Unfortunately, there are no consensus guidelines or treatment protocols for the treatment of Burkitt PTLD. Due to the aggressive nature of the disease, ISR alone or ISR + rituximab are not recommended. Instead, most clinicians proceed directly to a combined approach involving ISR, rituximab, and chemotherapy. In a small study, CR was achieved in 5/5 patients prospectively treated with ISR and R-CHOP [90]. The role of intrathecal chemoprophylaxis is unclear in Burkitt PTLD. However, extrapolating from the non-transplant setting, we recommend CNS prophylaxis in cases of Burkitt PTLD as well. Highly aggressive regimens typically used for BL in the non-transplant setting should be used with extreme caution in PTLD patients due to the increased risk for toxicity [91].

Hodgkin PTLD is the rarest form of PTLD; as a result, treatment data are limited to a few case reports and series [92, 93]. The approach to treatment for Hodgkin PTLD is similar to that employed in Hodgkin’s lymphoma (HL). This typically involves chemotherapy or combined modality treatment using chemotherapy and RT [94]. The most commonly used chemotherapy regimen for HL in the USA is ABVD (doxorubicin, bleomycin, vinblastine, dacarbazine). In one study of 7 patients with Hodgkin PTLD treated with standard HL therapy along with ISR, 4 patients achieved CR [93]. In another series, 4 out of 4 patients treated with standard regimens achieved CR [92].

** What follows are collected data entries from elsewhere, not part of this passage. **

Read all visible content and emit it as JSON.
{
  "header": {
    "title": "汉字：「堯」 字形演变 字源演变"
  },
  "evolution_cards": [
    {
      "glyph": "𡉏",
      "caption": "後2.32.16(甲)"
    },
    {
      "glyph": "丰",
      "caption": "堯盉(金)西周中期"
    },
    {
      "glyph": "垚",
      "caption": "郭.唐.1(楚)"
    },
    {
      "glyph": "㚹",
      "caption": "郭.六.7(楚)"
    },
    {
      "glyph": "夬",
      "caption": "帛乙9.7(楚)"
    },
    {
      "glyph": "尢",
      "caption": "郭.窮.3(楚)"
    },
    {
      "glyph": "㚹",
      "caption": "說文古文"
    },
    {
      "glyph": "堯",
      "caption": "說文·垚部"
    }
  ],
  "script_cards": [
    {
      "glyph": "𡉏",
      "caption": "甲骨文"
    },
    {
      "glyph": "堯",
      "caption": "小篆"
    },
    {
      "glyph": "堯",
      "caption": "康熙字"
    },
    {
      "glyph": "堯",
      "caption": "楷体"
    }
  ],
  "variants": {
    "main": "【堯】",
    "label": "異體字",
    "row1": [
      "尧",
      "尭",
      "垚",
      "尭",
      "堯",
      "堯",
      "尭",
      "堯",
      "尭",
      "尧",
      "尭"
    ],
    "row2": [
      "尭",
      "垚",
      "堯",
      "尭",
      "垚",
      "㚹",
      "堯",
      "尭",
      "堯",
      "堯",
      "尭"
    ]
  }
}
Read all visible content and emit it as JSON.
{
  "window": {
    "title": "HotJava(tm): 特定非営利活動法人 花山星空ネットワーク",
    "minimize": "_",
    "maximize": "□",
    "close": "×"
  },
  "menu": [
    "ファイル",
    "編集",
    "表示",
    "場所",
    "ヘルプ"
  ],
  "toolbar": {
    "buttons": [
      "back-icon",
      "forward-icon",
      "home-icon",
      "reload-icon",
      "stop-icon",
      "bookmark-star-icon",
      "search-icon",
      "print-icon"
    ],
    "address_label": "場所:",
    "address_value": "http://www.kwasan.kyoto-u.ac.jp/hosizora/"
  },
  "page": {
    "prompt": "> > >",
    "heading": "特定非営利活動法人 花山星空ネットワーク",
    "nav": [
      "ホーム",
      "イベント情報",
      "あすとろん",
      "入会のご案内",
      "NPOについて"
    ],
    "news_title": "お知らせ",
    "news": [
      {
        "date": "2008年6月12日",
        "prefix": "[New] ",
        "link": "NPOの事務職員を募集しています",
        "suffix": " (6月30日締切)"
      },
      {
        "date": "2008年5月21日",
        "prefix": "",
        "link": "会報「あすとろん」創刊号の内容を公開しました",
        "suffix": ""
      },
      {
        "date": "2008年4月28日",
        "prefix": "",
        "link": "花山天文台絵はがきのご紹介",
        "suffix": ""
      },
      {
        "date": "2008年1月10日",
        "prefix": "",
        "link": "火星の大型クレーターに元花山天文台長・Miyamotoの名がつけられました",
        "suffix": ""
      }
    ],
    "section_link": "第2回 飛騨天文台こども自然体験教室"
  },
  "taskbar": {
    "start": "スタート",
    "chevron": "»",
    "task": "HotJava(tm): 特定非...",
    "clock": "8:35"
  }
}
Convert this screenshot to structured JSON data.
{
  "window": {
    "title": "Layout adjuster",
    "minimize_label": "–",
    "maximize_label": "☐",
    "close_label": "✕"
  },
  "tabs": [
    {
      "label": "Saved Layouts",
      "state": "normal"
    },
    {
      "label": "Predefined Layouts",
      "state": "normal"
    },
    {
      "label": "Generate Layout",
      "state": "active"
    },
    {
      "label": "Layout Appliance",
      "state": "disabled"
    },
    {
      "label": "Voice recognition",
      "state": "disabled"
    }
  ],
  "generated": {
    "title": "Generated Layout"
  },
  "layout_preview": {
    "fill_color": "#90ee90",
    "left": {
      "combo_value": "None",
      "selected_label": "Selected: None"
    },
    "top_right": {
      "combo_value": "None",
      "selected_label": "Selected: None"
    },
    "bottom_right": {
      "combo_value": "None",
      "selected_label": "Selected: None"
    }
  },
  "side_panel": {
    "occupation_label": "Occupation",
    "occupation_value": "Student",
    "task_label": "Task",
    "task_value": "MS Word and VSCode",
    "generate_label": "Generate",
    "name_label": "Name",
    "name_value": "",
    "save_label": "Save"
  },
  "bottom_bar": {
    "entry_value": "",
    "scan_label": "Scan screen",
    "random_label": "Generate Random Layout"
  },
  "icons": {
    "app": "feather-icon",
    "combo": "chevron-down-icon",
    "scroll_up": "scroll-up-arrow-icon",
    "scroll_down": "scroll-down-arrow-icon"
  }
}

Anti-viral agents, such as acyclovir and ganciclovir, have been studied as either prophylaxis or treatment for PTLD. These agents require activation by EBV thymidine kinase (EBV-TK), an enzyme expressed in infected replicating cells, and are therefore ineffective against latent EBV-infected B cells [95, 96]. Arginine butyrate can be used to induce EBV-TK in infected latent B cells, with subsequent administration of ganciclovir to eliminate these cells. Results utilizing arginine butyrate and ganciclovir are encouraging [95], but further trials are required to prove clear clinical benefit. Prophylactic use of these agents has had mixed results [71]. Outside of clinical trials, anti-viral agents are not currently recommended for routine prophylaxis or treatment of PTLD.